JABIL CIRCUIT INC | 2013 | FY | 3


15. Loss on Disposal of Subsidiaries

During the fourth quarter of fiscal year 2010, the Company sold F-I Holding Company, which directly or indirectly wholly owns Competence France Holdings SAS, a French entity which wholly owns Competence France SAS, and Competence EMEA S.r.l., an Italian entity which wholly owns Competence Italia S.r.l. (Competence France Holdings SAS, Competence France SAS, Competence EMEA S.r.l. and Competence Italia S.r.l. are collectively referred to as the “Competence Sites” herein), to an unrelated third party. Divested operations, inclusive of four sites and approximately 1,500 employees, had net revenues and an operating loss of $298.6 million and $39.6 million, respectively, from the beginning of the 2010 fiscal year through the date of disposition.

In connection with this transaction, the Company provided an aggregate $25.0 million working capital loan to the disposed operations and agreed to provide for the aggregate potential reimbursement of up to $10.0 million in restructuring costs dependent upon the occurrence of certain future events. The working capital loan bore interest on a quarterly basis at LIBOR plus 500 basis points and was repayable over approximately 44 months dependent upon the achievement of certain specified quarterly financial results of the disposed operations, which if not met, would result in the forgiveness of all or a portion of the loan.
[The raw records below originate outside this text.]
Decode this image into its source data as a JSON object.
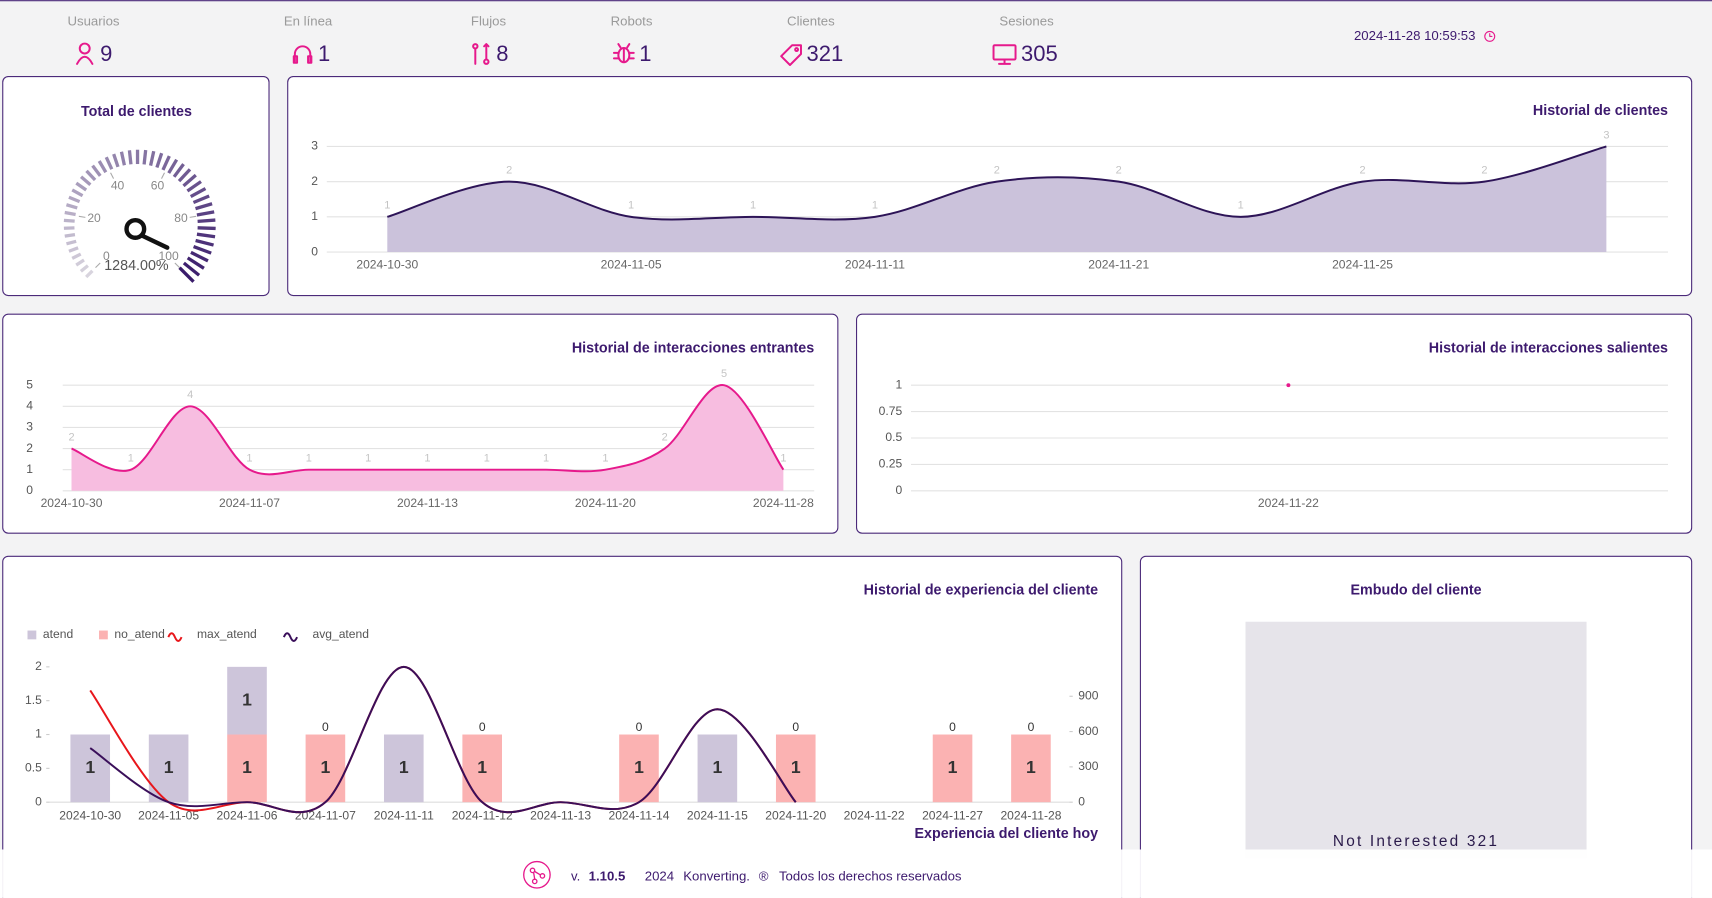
{
  "stats": [
    {
      "label": "Usuarios",
      "value": 9
    },
    {
      "label": "En línea",
      "value": 1
    },
    {
      "label": "Flujos",
      "value": 8
    },
    {
      "label": "Robots",
      "value": 1
    },
    {
      "label": "Clientes",
      "value": 321
    },
    {
      "label": "Sesiones",
      "value": 305
    }
  ],
  "timestamp": "2024-11-28 10:59:53",
  "gauge": {
    "title": "Total de clientes",
    "range": [
      0,
      100
    ],
    "ticks": [
      0,
      20,
      40,
      60,
      80,
      100
    ],
    "value_label": "1284.00%"
  },
  "clients_history": {
    "type": "area",
    "title": "Historial de clientes",
    "categories": [
      "2024-10-30",
      null,
      "2024-11-05",
      null,
      "2024-11-11",
      null,
      "2024-11-21",
      null,
      "2024-11-25",
      null,
      null
    ],
    "values": [
      1,
      2,
      1,
      1,
      1,
      2,
      2,
      1,
      2,
      2,
      3
    ],
    "ylim": [
      0,
      3
    ],
    "yticks": [
      0,
      1,
      2,
      3
    ],
    "grid": true,
    "data_labels": true,
    "color": "#2d1457",
    "fill_color": "#cbc2db"
  },
  "incoming": {
    "type": "area",
    "title": "Historial de interacciones entrantes",
    "categories": [
      "2024-10-30",
      null,
      null,
      "2024-11-07",
      null,
      null,
      "2024-11-13",
      null,
      null,
      "2024-11-20",
      null,
      null,
      "2024-11-28"
    ],
    "values": [
      2,
      1,
      4,
      1,
      1,
      1,
      1,
      1,
      1,
      1,
      2,
      5,
      1
    ],
    "ylim": [
      0,
      5
    ],
    "yticks": [
      0,
      1,
      2,
      3,
      4,
      5
    ],
    "grid": true,
    "data_labels": true,
    "color": "#e6198c",
    "fill_color": "#f7bde0"
  },
  "outgoing": {
    "type": "line",
    "title": "Historial de interacciones salientes",
    "categories": [
      "2024-11-22"
    ],
    "values": [
      1
    ],
    "ylim": [
      0,
      1
    ],
    "yticks": [
      0,
      0.25,
      0.5,
      0.75,
      1
    ],
    "grid": true,
    "data_labels": false,
    "color": "#e6198c"
  },
  "experience": {
    "type": "bar-line",
    "title": "Historial de experiencia del cliente",
    "x_label": "Experiencia del cliente hoy",
    "categories": [
      "2024-10-30",
      "2024-11-05",
      "2024-11-06",
      "2024-11-07",
      "2024-11-11",
      "2024-11-12",
      "2024-11-13",
      "2024-11-14",
      "2024-11-15",
      "2024-11-20",
      "2024-11-22",
      "2024-11-27",
      "2024-11-28"
    ],
    "ylim": [
      0,
      2
    ],
    "yticks": [
      0,
      0.5,
      1,
      1.5,
      2
    ],
    "y2lim": [
      0,
      1150
    ],
    "y2ticks": [
      0,
      300,
      600,
      900
    ],
    "series": [
      {
        "name": "atend",
        "type": "bar",
        "color": "#cdc5da",
        "values": [
          1,
          1,
          1,
          0,
          1,
          0,
          null,
          0,
          1,
          0,
          null,
          0,
          0
        ]
      },
      {
        "name": "no_atend",
        "type": "bar",
        "color": "#fbb2b2",
        "values": [
          0,
          0,
          1,
          1,
          0,
          1,
          null,
          1,
          0,
          1,
          null,
          1,
          1
        ]
      },
      {
        "name": "max_atend",
        "type": "line",
        "axis": "y2",
        "color": "#e8161b",
        "values": [
          950,
          0,
          0,
          0,
          1150,
          0,
          0,
          0,
          790,
          0,
          null,
          null,
          null
        ]
      },
      {
        "name": "avg_atend",
        "type": "line",
        "axis": "y2",
        "color": "#3a0f5a",
        "values": [
          460,
          0,
          0,
          0,
          1150,
          0,
          0,
          0,
          790,
          0,
          null,
          null,
          null
        ]
      }
    ]
  },
  "funnel": {
    "title": "Embudo del cliente",
    "stages": [
      {
        "name": "Not Interested",
        "value": 321
      }
    ]
  },
  "footer": {
    "version_prefix": "v.",
    "version": "1.10.5",
    "year": "2024",
    "company": "Konverting.",
    "registered": "®",
    "rights": "Todos los derechos reservados"
  }
}
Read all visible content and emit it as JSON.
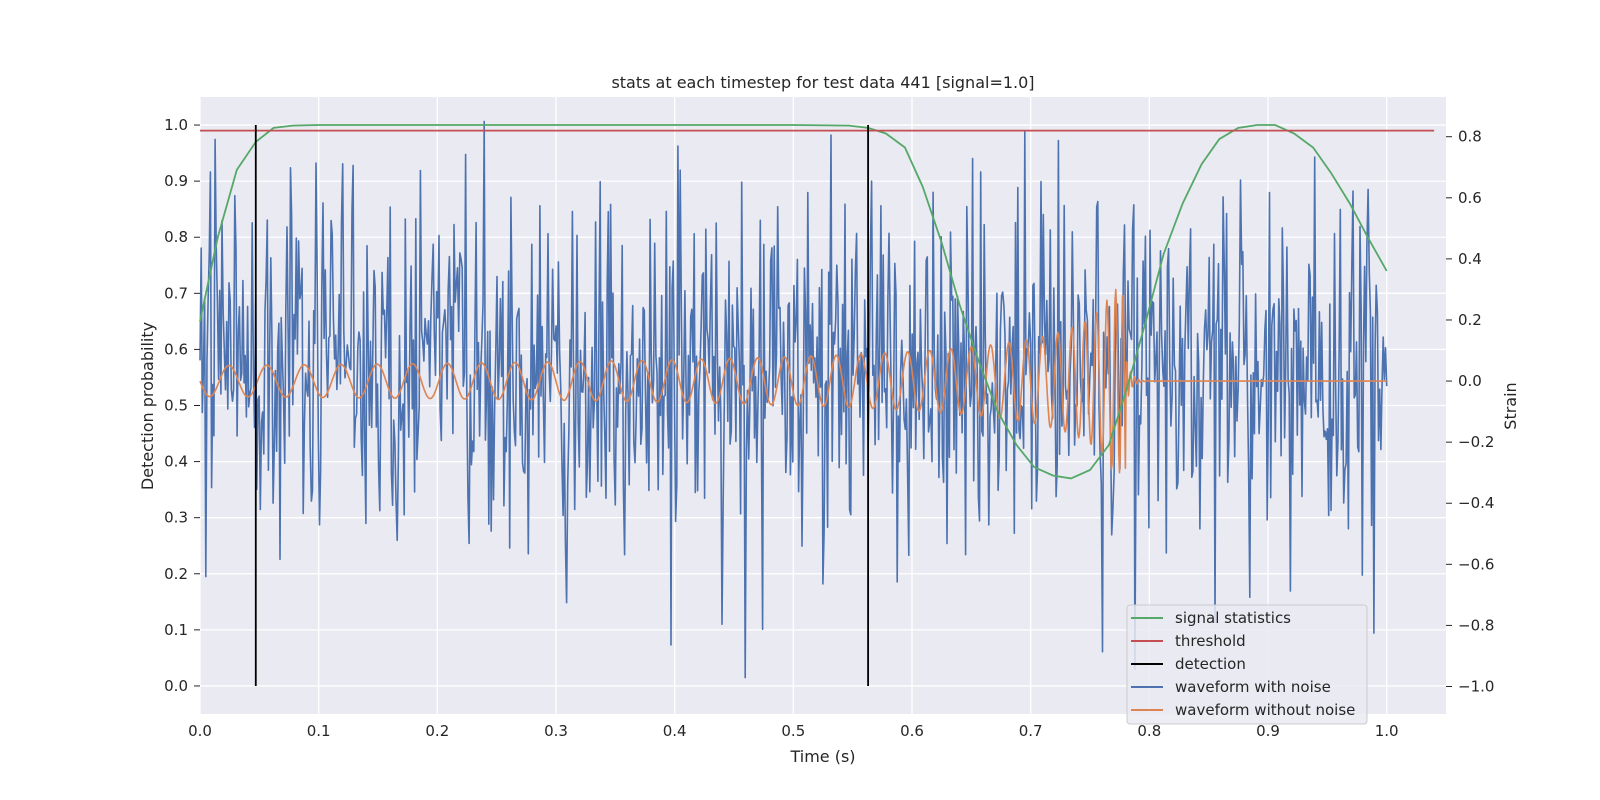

Accordingly, dependent on the occurrence of such future events, the Company could have incurred up to an additional $28.5 million of charges. As a result of this sale, the Company recorded a loss on disposition of $8.9 million during the fourth quarter of fiscal year 2010, which included transaction-related costs of $1.7 million and a charge of $6.5 million in order to record the working capital loan at its respective fair value at August 31, 2010 based upon a discounted cash flow analysis (Level 3). These costs were recorded to loss on disposal of subsidiaries within the Consolidated Statements of Operations during the fourth quarter of fiscal year 2010, which is a component of operating income.

During the second quarter of fiscal year 2011, the Company recorded an additional loss on disposal of subsidiaries of $18.5 million within the Consolidated Statement of Operations to fully write off the remaining balance of the working capital loan as it was deemed no longer collectible by the Company. In addition, the Company recorded a charge of $5.4 million to loss on disposal of subsidiaries within the Consolidated Statement of Operations during the second quarter of fiscal year 2011, as it was determined that a purchase price related receivable that was due from the third party purchaser was no longer collectible. Refer to Note 16 – “Business Acquisitions” for further discussion on the subsequent acquisition of the French and Italian operations.